Flightplan: Ohne jede Spur (2005)

Nachdem mir der Film von einem Arbeitskollegen bereits seit Wochen ans Herz gelegt wird, habe ich die gestrige TV-Ausstrahlung genutzt, um mir Robert Schwentkes Thriller „Flightplan – Ohne jede Spur“ anzusehen. Bereits bei der Kinoverwertung fand ich die Thematik interessant, wurde jedoch von eher verhaltenen Kritiken von einer Sichtung abgehalten.

flightplan

Der Film beginnt emotional mitreißend. Die fast schon erhaben wirkenden Einstellungen reflektieren die seelischen Qualen Kyle Pratts (Jodie Foster) auf äußerst atmosphärische Art und Weise.
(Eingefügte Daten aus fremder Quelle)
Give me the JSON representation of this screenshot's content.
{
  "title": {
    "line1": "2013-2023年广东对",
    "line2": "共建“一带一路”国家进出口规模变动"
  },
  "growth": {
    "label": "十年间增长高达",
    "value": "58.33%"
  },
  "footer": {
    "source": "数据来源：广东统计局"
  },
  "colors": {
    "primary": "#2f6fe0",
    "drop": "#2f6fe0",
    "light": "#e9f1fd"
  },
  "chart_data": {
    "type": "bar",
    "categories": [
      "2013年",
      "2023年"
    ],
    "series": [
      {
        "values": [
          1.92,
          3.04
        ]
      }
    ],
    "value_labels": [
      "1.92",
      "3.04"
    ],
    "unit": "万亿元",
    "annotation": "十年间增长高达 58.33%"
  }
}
Düster, kalt und unnahbar. Wie nahezu die gesamten ersten zwei Filmdrittel. Bis zum großen Wendepunkt in der Geschichte ist Robert Schwentkes Hollywood-Debüt ein mitreißender Psychothriller. Zwar nicht immer perfekt, doch zumindest spannend inszeniert und mysteriös erzählt. Ich war zudem mehr als nur einmal bereit das bereits Gesehene in Frage zu stellen und somit die Position eines weiteren unbeteiligten Passagiers einzunehmen. Mit dieser Möglichkeit hätte man noch mehr spielen müssen.

Ab dem Wendepunkt in der Handlung verkommt der Film leider zum völlig belanglosen 08/15-Thriller. Da gibt es Action, Verfolgungsjagden und Explosionen. Ansich nicht schlimm, doch leider wird die gesamte Geschichte (auch rückwirkend) in solch ein unwahrscheinliches Handlungskonstrukt gepresst, dass man nur noch mit dem Kopf schütteln kann. Von dieser qualitativen Zweiteilung her gesehen erinnert der Film an Wes Cravens Flugzeugthriller „Red Eye“, der ein ähnlich ernüchterndes Finale bot.

Insgesamt ist „Flightplan“ ein netter Thrillersnack für Zwischendurch. Besonders die erste Filmhälfte bietet äußerst spannende Unterhaltung. Wenn das misslungene Finale nicht wäre, könnte man durchaus von einem Pflichtfilm für Freunde von Flugzeugthrillern reden. So jedoch schrammt der Film nur knapp an der Mittelmäßigkeit vorbei: 6/10 Punkte.

11 Gedanken zu “Flightplan: Ohne jede Spur (2005)

  1. Dem kann ich mich nur anschließen: Guter Start, am Ende viel verschenktes Potential. Red Eye fand ich allerdings wesentlich überzeugender, auch wenns da am Ende etwas slasher-artig wurde (Craven halt).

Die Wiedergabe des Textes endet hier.